Last year (late 2018, to be specific), I discovered a fun literary magazine called f(R)iction. What I like best about f(R)iction is that they highlight new and emerging authors, which are often the types of authors who are writing the works that I like to read, but can never easily find. Seriously, have you ever tried to go out and find a good new fiction author to read? It’s difficult! In one issue of the magazine, they highlighted The Wolves of Winter by Tyrell Johnson and after reading the small bit in the magazine, I was hooked!
The main plot of this book is that there is a worldwide epidemic that essentially ended civilization as we know it. The book follows a family that is doing their best to make life work out for them in the Yukon and, in particular, it follows the experiences of a young girl as she tries to live whatever life is leftover after civilization came to an end. Johnson goes out of his way to bring you into the desperation and seeming hopelessness of this new world and he tells this story though the eyes of these few remaining humans. It is a story that we sometimes see in movies and sometimes on television shows, but Johnson brings that story of despair to life in the written form.
While the family thinks that they are alone in the wilderness (with one big, burly, creepy neighbor living nearby), they soon find out that there are others who are still alive out there in this otherwise dead world and that not all of them have the most noble intentions. What struck me about Johnson’s writing on this theme is that he painted a very dreary, hopeless vision of the life that this family was living, but then when he introduced the outside world there were vibrant sparks of hope that glittered throughout the remainder of the remaining narrative.

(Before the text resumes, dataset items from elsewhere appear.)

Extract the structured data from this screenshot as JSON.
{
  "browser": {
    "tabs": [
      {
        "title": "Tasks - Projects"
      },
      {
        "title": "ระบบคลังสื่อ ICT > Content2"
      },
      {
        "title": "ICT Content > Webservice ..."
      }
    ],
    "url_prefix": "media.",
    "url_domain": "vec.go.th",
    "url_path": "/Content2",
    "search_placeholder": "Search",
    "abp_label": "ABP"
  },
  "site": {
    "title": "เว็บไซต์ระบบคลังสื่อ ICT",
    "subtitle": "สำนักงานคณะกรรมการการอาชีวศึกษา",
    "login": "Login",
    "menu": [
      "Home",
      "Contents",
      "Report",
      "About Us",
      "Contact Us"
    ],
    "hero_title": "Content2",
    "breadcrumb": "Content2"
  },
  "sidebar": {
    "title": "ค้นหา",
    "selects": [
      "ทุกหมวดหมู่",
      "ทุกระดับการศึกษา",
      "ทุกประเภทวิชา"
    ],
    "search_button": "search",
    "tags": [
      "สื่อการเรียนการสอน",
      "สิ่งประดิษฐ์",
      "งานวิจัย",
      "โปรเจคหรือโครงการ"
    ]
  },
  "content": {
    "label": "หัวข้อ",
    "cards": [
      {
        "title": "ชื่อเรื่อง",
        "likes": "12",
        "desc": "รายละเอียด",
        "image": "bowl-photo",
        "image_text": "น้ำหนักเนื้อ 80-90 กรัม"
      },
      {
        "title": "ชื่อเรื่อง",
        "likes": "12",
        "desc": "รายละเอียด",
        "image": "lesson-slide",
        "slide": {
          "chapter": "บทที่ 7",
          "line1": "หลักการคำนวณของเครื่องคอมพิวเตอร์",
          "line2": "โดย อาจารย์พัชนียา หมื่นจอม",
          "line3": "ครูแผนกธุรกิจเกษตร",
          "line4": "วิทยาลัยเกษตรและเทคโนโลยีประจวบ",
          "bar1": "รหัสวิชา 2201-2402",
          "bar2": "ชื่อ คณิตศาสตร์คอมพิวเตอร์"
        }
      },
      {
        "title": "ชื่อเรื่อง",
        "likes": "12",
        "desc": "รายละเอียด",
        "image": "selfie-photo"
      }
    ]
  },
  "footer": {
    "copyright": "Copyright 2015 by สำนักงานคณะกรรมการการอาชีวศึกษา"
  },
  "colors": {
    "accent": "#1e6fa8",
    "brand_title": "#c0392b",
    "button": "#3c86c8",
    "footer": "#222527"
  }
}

That’s the type of impact that Jax has on this story; for the family living in the wilderness, Jax is the beginning of the unraveling of their understanding of the end of the world. In other words, if Jax is out there (and the people hunting him), then maybe there is something, some bit of the world, that survived what they believed was the apocalypse.
Every once in a while, Johnson takes you back to the way the world was before the epidemic took over. As you might imagine, the longer the book goes on, the more the reader learns about some of the most compelling plot points that span from the pre-epidemic world to the post-epidemic world. We learn about how the epidemic spread, how the government tried to take control, how there was research going on into a vaccination and possibly a cure – all of the things that you might imagine in this genre and dealing with this type of content. What makes this all compelling in this story, though, is how the characters are woven into the larger narrative.
And that is what is fun about reading Johnson’s The Wolves of Winter. The story shifts from despair to action/adventure and excitement to, ultimately, hopefulness. Johnson does all of this by weaving the characters that you know (remember, these are likely the last people alive) into a story that starts as small as a log cabin and expands to, potentially, the entire planet. If your are into new writers and you are into well-told stories about the apocalypse, then check out Tyrell Johnson’s The Wolves of Winter!